总RNA的提取:
分子生物学研究中要了解目的基因的存在和表达,可通过提取组织或细胞中的总RNA检测该基因的信使RNA。总RNA的构成是比较复杂,包括核内RNA和胞质RNA,此外RNase是一类活性非常稳定的酶,可存在于细胞、空气尘埃、各种试剂和实验器皿、人的汗液和唾液等环境中。RNase具有耐热、耐酸碱的特性,煮沸也不能灭活,一般处理不宜去除RNase。因此,提取RNA时操作不慎易导致RNase的混入及降解RNA。
RNA提取前须知:
1、操作中戴口罩和手套
2、清洁无尘环境中操作,试验台、移液器要用75%乙醇擦拭消毒,也可使用RNase抑制剂,操作时避免大声喧哗和频繁走动。

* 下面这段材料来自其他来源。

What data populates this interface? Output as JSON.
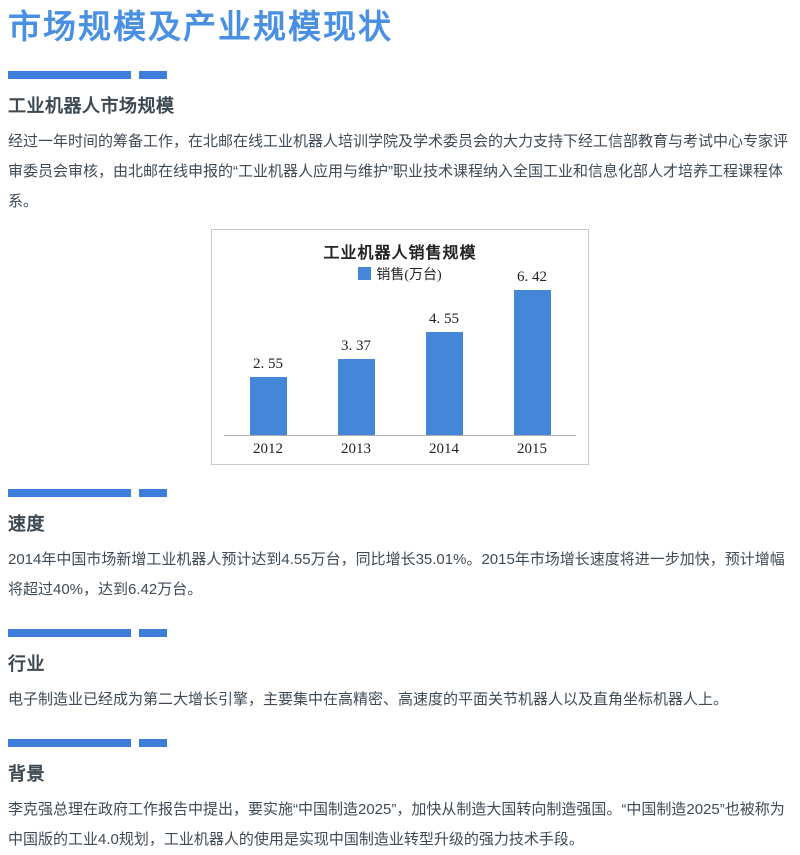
{
  "page": {
    "title": "市场规模及产业规模现状",
    "title_color": "#4a90e2",
    "accent_color": "#3d7edb",
    "body_text_color": "#3f4a54"
  },
  "sections": [
    {
      "heading": "工业机器人市场规模",
      "body": "经过一年时间的筹备工作，在北邮在线工业机器人培训学院及学术委员会的大力支持下经工信部教育与考试中心专家评审委员会审核，由北邮在线申报的“工业机器人应用与维护”职业技术课程纳入全国工业和信息化部人才培养工程课程体系。"
    },
    {
      "heading": "速度",
      "body": "2014年中国市场新增工业机器人预计达到4.55万台，同比增长35.01%。2015年市场增长速度将进一步加快，预计增幅将超过40%，达到6.42万台。"
    },
    {
      "heading": "行业",
      "body": "电子制造业已经成为第二大增长引擎，主要集中在高精密、高速度的平面关节机器人以及直角坐标机器人上。"
    },
    {
      "heading": "背景",
      "body": "李克强总理在政府工作报告中提出，要实施“中国制造2025”，加快从制造大国转向制造强国。“中国制造2025”也被称为中国版的工业4.0规划，工业机器人的使用是实现中国制造业转型升级的强力技术手段。"
    }
  ],
  "chart_data": {
    "type": "bar",
    "title": "工业机器人销售规模",
    "legend": [
      "销售(万台)"
    ],
    "legend_position": "top",
    "categories": [
      "2012",
      "2013",
      "2014",
      "2015"
    ],
    "values": [
      2.55,
      3.37,
      4.55,
      6.42
    ],
    "value_labels": [
      "2. 55",
      "3. 37",
      "4. 55",
      "6. 42"
    ],
    "ylim": [
      0,
      7
    ],
    "grid": false,
    "bar_color": "#4486d8",
    "border_color": "#c9c9c9"
  }
}
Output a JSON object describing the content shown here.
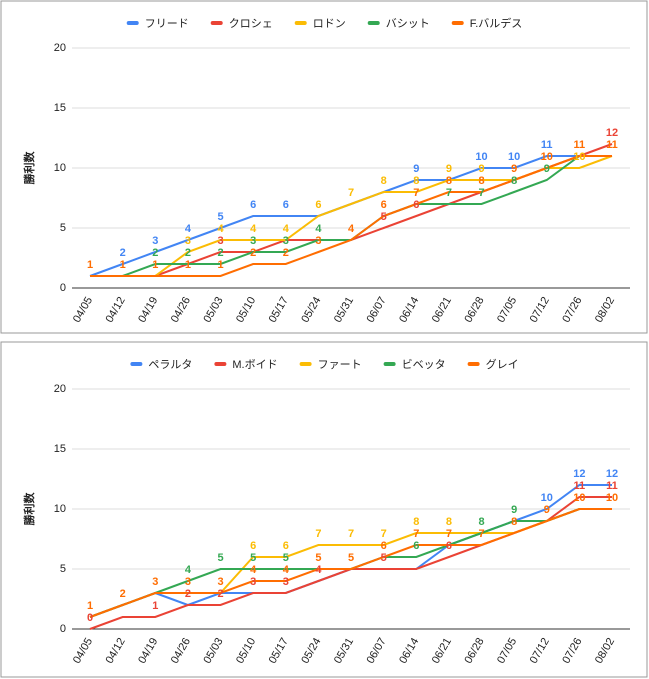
{
  "chart_data": [
    {
      "type": "line",
      "y_label": "勝利数",
      "categories": [
        "04/05",
        "04/12",
        "04/19",
        "04/26",
        "05/03",
        "05/10",
        "05/17",
        "05/24",
        "05/31",
        "06/07",
        "06/14",
        "06/21",
        "06/28",
        "07/05",
        "07/12",
        "07/26",
        "08/02"
      ],
      "ylim": [
        0,
        20
      ],
      "yticks": [
        0,
        5,
        10,
        15,
        20
      ],
      "grid": true,
      "legend": "top",
      "series": [
        {
          "name": "フリード",
          "color": "#4285f4",
          "values": [
            1,
            2,
            3,
            4,
            5,
            6,
            6,
            6,
            7,
            8,
            9,
            9,
            10,
            10,
            11,
            11,
            11
          ],
          "value_labels": [
            null,
            "2",
            "3",
            "4",
            "5",
            "6",
            "6",
            null,
            null,
            null,
            "9",
            null,
            "10",
            "10",
            "11",
            null,
            null
          ]
        },
        {
          "name": "クロシェ",
          "color": "#ea4335",
          "values": [
            1,
            1,
            1,
            2,
            3,
            3,
            4,
            4,
            4,
            5,
            6,
            7,
            8,
            9,
            10,
            11,
            12
          ],
          "value_labels": [
            null,
            null,
            null,
            null,
            "3",
            null,
            null,
            null,
            null,
            "5",
            "6",
            null,
            null,
            null,
            null,
            null,
            "12"
          ]
        },
        {
          "name": "ロドン",
          "color": "#fbbc04",
          "values": [
            1,
            1,
            1,
            3,
            4,
            4,
            4,
            6,
            7,
            8,
            8,
            9,
            9,
            9,
            10,
            10,
            11
          ],
          "value_labels": [
            null,
            null,
            null,
            "3",
            "4",
            "4",
            "4",
            "6",
            "7",
            "8",
            "8",
            "9",
            "9",
            null,
            null,
            "10",
            null
          ]
        },
        {
          "name": "バシット",
          "color": "#34a853",
          "values": [
            1,
            1,
            2,
            2,
            2,
            3,
            3,
            4,
            4,
            6,
            7,
            7,
            7,
            8,
            9,
            11,
            11
          ],
          "value_labels": [
            null,
            null,
            "2",
            "2",
            "2",
            "3",
            "3",
            "4",
            null,
            null,
            null,
            "7",
            "7",
            "8",
            "9",
            null,
            null
          ]
        },
        {
          "name": "F.バルデス",
          "color": "#ff6d01",
          "values": [
            1,
            1,
            1,
            1,
            1,
            2,
            2,
            3,
            4,
            6,
            7,
            8,
            8,
            9,
            10,
            11,
            11
          ],
          "value_labels": [
            "1",
            "1",
            "1",
            "1",
            "1",
            "2",
            "2",
            "3",
            "4",
            "6",
            "7",
            "8",
            "8",
            "9",
            "10",
            "11",
            "11"
          ]
        }
      ]
    },
    {
      "type": "line",
      "y_label": "勝利数",
      "categories": [
        "04/05",
        "04/12",
        "04/19",
        "04/26",
        "05/03",
        "05/10",
        "05/17",
        "05/24",
        "05/31",
        "06/07",
        "06/14",
        "06/21",
        "06/28",
        "07/05",
        "07/12",
        "07/26",
        "08/02"
      ],
      "ylim": [
        0,
        20
      ],
      "yticks": [
        0,
        5,
        10,
        15,
        20
      ],
      "grid": true,
      "legend": "top",
      "series": [
        {
          "name": "ペラルタ",
          "color": "#4285f4",
          "values": [
            1,
            2,
            3,
            2,
            3,
            3,
            3,
            4,
            5,
            5,
            5,
            7,
            8,
            9,
            10,
            12,
            12
          ],
          "value_labels": [
            null,
            null,
            null,
            null,
            null,
            null,
            null,
            null,
            null,
            null,
            null,
            null,
            null,
            null,
            "10",
            "12",
            "12"
          ]
        },
        {
          "name": "M.ボイド",
          "color": "#ea4335",
          "values": [
            0,
            1,
            1,
            2,
            2,
            3,
            3,
            4,
            5,
            5,
            5,
            6,
            7,
            8,
            9,
            11,
            11
          ],
          "value_labels": [
            "0",
            null,
            "1",
            "2",
            "2",
            "3",
            "3",
            "4",
            null,
            "5",
            null,
            "6",
            null,
            null,
            null,
            "11",
            "11"
          ]
        },
        {
          "name": "ファート",
          "color": "#fbbc04",
          "values": [
            1,
            2,
            3,
            3,
            3,
            6,
            6,
            7,
            7,
            7,
            8,
            8,
            8,
            8,
            9,
            10,
            10
          ],
          "value_labels": [
            null,
            null,
            null,
            null,
            null,
            "6",
            "6",
            "7",
            "7",
            "7",
            "8",
            "8",
            null,
            null,
            null,
            null,
            null
          ]
        },
        {
          "name": "ビベッタ",
          "color": "#34a853",
          "values": [
            1,
            2,
            3,
            4,
            5,
            5,
            5,
            5,
            5,
            6,
            6,
            7,
            8,
            9,
            9,
            10,
            10
          ],
          "value_labels": [
            null,
            null,
            null,
            "4",
            "5",
            "5",
            "5",
            null,
            null,
            null,
            "6",
            null,
            "8",
            "9",
            null,
            null,
            null
          ]
        },
        {
          "name": "グレイ",
          "color": "#ff6d01",
          "values": [
            1,
            2,
            3,
            3,
            3,
            4,
            4,
            5,
            5,
            6,
            7,
            7,
            7,
            8,
            9,
            10,
            10
          ],
          "value_labels": [
            "1",
            "2",
            "3",
            "3",
            "3",
            "4",
            "4",
            "5",
            "5",
            "6",
            "7",
            "7",
            "7",
            "8",
            "9",
            "10",
            "10"
          ]
        }
      ]
    }
  ]
}
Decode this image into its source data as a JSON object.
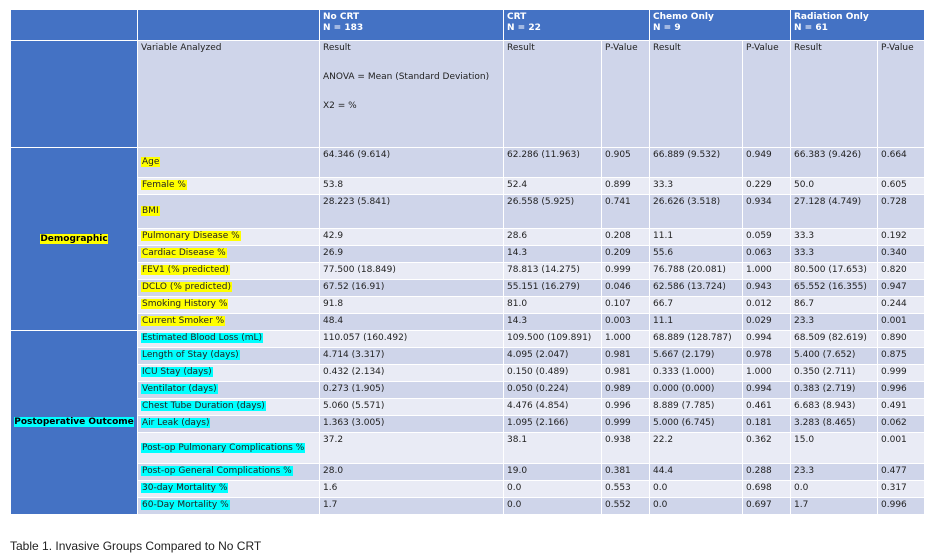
{
  "header": {
    "groups": [
      {
        "name": "No CRT",
        "n": "N = 183"
      },
      {
        "name": "CRT",
        "n": "N = 22"
      },
      {
        "name": "Chemo Only",
        "n": "N = 9"
      },
      {
        "name": "Radiation  Only",
        "n": "N = 61"
      }
    ]
  },
  "subheader": {
    "variable": "Variable Analyzed",
    "result": "Result",
    "pvalue": "P-Value",
    "anova_note": "ANOVA = Mean (Standard Deviation)",
    "x2_note": "X2 = %"
  },
  "sections": [
    {
      "label": "Demographic",
      "highlight": "#ffff00"
    },
    {
      "label": "Postoperative Outcome",
      "highlight": "#00ffff"
    }
  ],
  "rows": [
    {
      "var": "Age",
      "v": [
        "64.346 (9.614)",
        "62.286 (11.963)",
        "0.905",
        "66.889 (9.532)",
        "0.949",
        "66.383 (9.426)",
        "0.664"
      ]
    },
    {
      "var": "Female %",
      "v": [
        "53.8",
        "52.4",
        "0.899",
        "33.3",
        "0.229",
        "50.0",
        "0.605"
      ]
    },
    {
      "var": "BMI",
      "v": [
        "28.223 (5.841)",
        "26.558 (5.925)",
        "0.741",
        "26.626 (3.518)",
        "0.934",
        "27.128 (4.749)",
        "0.728"
      ]
    },
    {
      "var": "Pulmonary Disease %",
      "v": [
        "42.9",
        "28.6",
        "0.208",
        "11.1",
        "0.059",
        "33.3",
        "0.192"
      ]
    },
    {
      "var": "Cardiac Disease %",
      "v": [
        "26.9",
        "14.3",
        "0.209",
        "55.6",
        "0.063",
        "33.3",
        "0.340"
      ]
    },
    {
      "var": "FEV1 (% predicted)",
      "v": [
        "77.500 (18.849)",
        "78.813 (14.275)",
        "0.999",
        "76.788 (20.081)",
        "1.000",
        "80.500 (17.653)",
        "0.820"
      ]
    },
    {
      "var": "DCLO (% predicted)",
      "v": [
        "67.52 (16.91)",
        "55.151 (16.279)",
        "0.046",
        "62.586 (13.724)",
        "0.943",
        "65.552 (16.355)",
        "0.947"
      ]
    },
    {
      "var": "Smoking History %",
      "v": [
        "91.8",
        "81.0",
        "0.107",
        "66.7",
        "0.012",
        "86.7",
        "0.244"
      ]
    },
    {
      "var": "Current Smoker %",
      "v": [
        "48.4",
        "14.3",
        "0.003",
        "11.1",
        "0.029",
        "23.3",
        "0.001"
      ]
    },
    {
      "var": "Estimated Blood Loss (mL)",
      "v": [
        "110.057 (160.492)",
        "109.500 (109.891)",
        "1.000",
        "68.889 (128.787)",
        "0.994",
        "68.509 (82.619)",
        "0.890"
      ]
    },
    {
      "var": "Length  of Stay (days)",
      "v": [
        "4.714 (3.317)",
        "4.095 (2.047)",
        "0.981",
        "5.667 (2.179)",
        "0.978",
        "5.400 (7.652)",
        "0.875"
      ]
    },
    {
      "var": "ICU Stay (days)",
      "v": [
        "0.432 (2.134)",
        "0.150 (0.489)",
        "0.981",
        "0.333 (1.000)",
        "1.000",
        "0.350 (2.711)",
        "0.999"
      ]
    },
    {
      "var": "Ventilator (days)",
      "v": [
        "0.273 (1.905)",
        "0.050 (0.224)",
        "0.989",
        "0.000 (0.000)",
        "0.994",
        "0.383 (2.719)",
        "0.996"
      ]
    },
    {
      "var": "Chest Tube  Duration (days)",
      "v": [
        "5.060 (5.571)",
        "4.476 (4.854)",
        "0.996",
        "8.889 (7.785)",
        "0.461",
        "6.683 (8.943)",
        "0.491"
      ]
    },
    {
      "var": "Air Leak (days)",
      "v": [
        "1.363 (3.005)",
        "1.095 (2.166)",
        "0.999",
        "5.000 (6.745)",
        "0.181",
        "3.283 (8.465)",
        "0.062"
      ]
    },
    {
      "var": "Post-op Pulmonary Complications %",
      "v": [
        "37.2",
        "38.1",
        "0.938",
        "22.2",
        "0.362",
        "15.0",
        "0.001"
      ]
    },
    {
      "var": "Post-op General Complications %",
      "v": [
        "28.0",
        "19.0",
        "0.381",
        "44.4",
        "0.288",
        "23.3",
        "0.477"
      ]
    },
    {
      "var": "30-day Mortality %",
      "v": [
        "1.6",
        "0.0",
        "0.553",
        "0.0",
        "0.698",
        "0.0",
        "0.317"
      ]
    },
    {
      "var": "60-Day Mortality %",
      "v": [
        "1.7",
        "0.0",
        "0.552",
        "0.0",
        "0.697",
        "1.7",
        "0.996"
      ]
    }
  ],
  "caption": "Table 1. Invasive Groups Compared to No CRT"
}
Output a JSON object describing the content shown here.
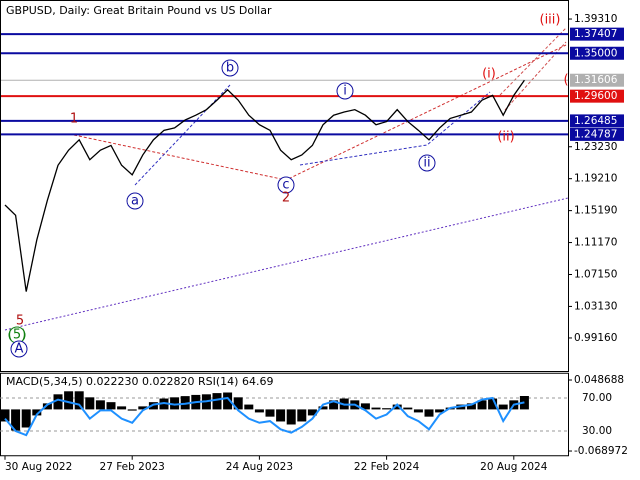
{
  "chart_data": [
    {
      "type": "line",
      "title": "GBPUSD, Daily:  Great Britain Pound vs US Dollar",
      "categories": [
        "30 Aug 2022",
        null,
        null,
        null,
        null,
        null,
        null,
        null,
        null,
        null,
        null,
        null,
        "27 Feb 2023",
        null,
        null,
        null,
        null,
        null,
        null,
        null,
        null,
        null,
        null,
        null,
        "24 Aug 2023",
        null,
        null,
        null,
        null,
        null,
        null,
        null,
        null,
        null,
        null,
        null,
        "22 Feb 2024",
        null,
        null,
        null,
        null,
        null,
        null,
        null,
        null,
        null,
        null,
        null,
        "20 Aug 2024",
        null
      ],
      "series": [
        {
          "color": "#000000",
          "values": [
            1.159,
            1.146,
            1.05,
            1.115,
            1.165,
            1.209,
            1.228,
            1.241,
            1.216,
            1.228,
            1.234,
            1.209,
            1.197,
            1.222,
            1.241,
            1.253,
            1.256,
            1.266,
            1.272,
            1.279,
            1.291,
            1.304,
            1.291,
            1.272,
            1.26,
            1.253,
            1.228,
            1.216,
            1.222,
            1.234,
            1.26,
            1.272,
            1.276,
            1.279,
            1.272,
            1.26,
            1.264,
            1.279,
            1.264,
            1.253,
            1.241,
            1.256,
            1.268,
            1.272,
            1.276,
            1.291,
            1.297,
            1.272,
            1.297,
            1.316
          ]
        }
      ],
      "ylim": [
        0.95,
        1.41
      ],
      "yticks": [
        {
          "value": 1.3931,
          "label": "1.39310"
        },
        {
          "value": 1.2323,
          "label": "1.23230"
        },
        {
          "value": 1.1921,
          "label": "1.19210"
        },
        {
          "value": 1.1519,
          "label": "1.15190"
        },
        {
          "value": 1.1117,
          "label": "1.11170"
        },
        {
          "value": 1.0715,
          "label": "1.07150"
        },
        {
          "value": 1.0313,
          "label": "1.03130"
        },
        {
          "value": 0.9916,
          "label": "0.99160"
        }
      ],
      "levels": [
        {
          "value": 1.37407,
          "label": "1.37407",
          "color": "#0a0aa0"
        },
        {
          "value": 1.35,
          "label": "1.35000",
          "color": "#0a0aa0"
        },
        {
          "value": 1.31606,
          "label": "1.31606",
          "color": "#b0b0b0"
        },
        {
          "value": 1.296,
          "label": "1.29600",
          "color": "#e01010"
        },
        {
          "value": 1.26485,
          "label": "1.26485",
          "color": "#0a0aa0"
        },
        {
          "value": 1.24787,
          "label": "1.24787",
          "color": "#0a0aa0"
        }
      ],
      "annotations": [
        {
          "text": "(iii)",
          "color": "#e01010"
        },
        {
          "text": "(i)",
          "color": "#e01010"
        },
        {
          "text": "(",
          "color": "#e01010"
        },
        {
          "text": "(ii)",
          "color": "#e01010"
        },
        {
          "text": "b",
          "color": "#1010a0"
        },
        {
          "text": "i",
          "color": "#1010a0"
        },
        {
          "text": "a",
          "color": "#1010a0"
        },
        {
          "text": "c",
          "color": "#1010a0"
        },
        {
          "text": "ii",
          "color": "#1010a0"
        },
        {
          "text": "1",
          "color": "#b01010"
        },
        {
          "text": "2",
          "color": "#b01010"
        },
        {
          "text": "5",
          "color": "#b01010"
        },
        {
          "text": "(5)",
          "color": "#108010"
        },
        {
          "text": "A",
          "color": "#1010a0"
        }
      ]
    },
    {
      "type": "indicator",
      "title": "MACD(5,34,5) 0.022230 0.022820 RSI(14) 64.69",
      "series": [
        {
          "name": "MACD",
          "color": "#000000",
          "axis": "y2",
          "values": [
            -0.02,
            -0.035,
            -0.03,
            -0.01,
            0.01,
            0.025,
            0.03,
            0.03,
            0.02,
            0.015,
            0.012,
            0.005,
            -0.002,
            0.005,
            0.012,
            0.018,
            0.02,
            0.022,
            0.024,
            0.025,
            0.027,
            0.028,
            0.02,
            0.008,
            -0.005,
            -0.012,
            -0.02,
            -0.025,
            -0.02,
            -0.01,
            0.005,
            0.015,
            0.018,
            0.015,
            0.01,
            0.003,
            0.002,
            0.008,
            0.003,
            -0.005,
            -0.012,
            -0.005,
            0.003,
            0.008,
            0.01,
            0.015,
            0.018,
            0.008,
            0.015,
            0.0222
          ]
        },
        {
          "name": "RSI",
          "color": "#1e90ff",
          "values": [
            45,
            30,
            25,
            50,
            62,
            68,
            65,
            62,
            45,
            55,
            55,
            45,
            40,
            55,
            62,
            64,
            62,
            63,
            65,
            66,
            68,
            70,
            55,
            45,
            40,
            42,
            32,
            28,
            35,
            45,
            62,
            66,
            62,
            62,
            55,
            45,
            50,
            62,
            48,
            42,
            32,
            50,
            58,
            60,
            62,
            68,
            70,
            42,
            62,
            64.69
          ]
        }
      ],
      "ylim": [
        0,
        100
      ],
      "yticks": [
        {
          "value": 70,
          "label": "70.00"
        },
        {
          "value": 30,
          "label": "30.00"
        }
      ],
      "y2lim": [
        -0.0768,
        0.0599
      ],
      "y2ticks": [
        {
          "value": 0.048688,
          "label": "0.048688"
        },
        {
          "value": -0.068972,
          "label": "-0.068972"
        }
      ]
    }
  ]
}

3、玻璃器皿常规洗涤后,应用0.1%焦磷酸二乙酯(DEPC)浸泡处理,然后再用灭菌双蒸水漂洗几次,高压灭菌去除DEPC,160℃烘烤4h。
4、移液器枪头和离心管要经DEPC处理水处理、高压灭菌后使用。
5、提取后的总RNA定量后部分用于反转录,剩余RNA样品标记并用封口膜封口后-80℃可保存数月。
6、配置0.1%DEPC处理水 DEPC是一种强烈但不彻底的RNA酶抑制剂,常用浓度为0.1%。1L配方:DEPC 1ml,蒸馏水 1L,摇床过夜,高压灭菌30min。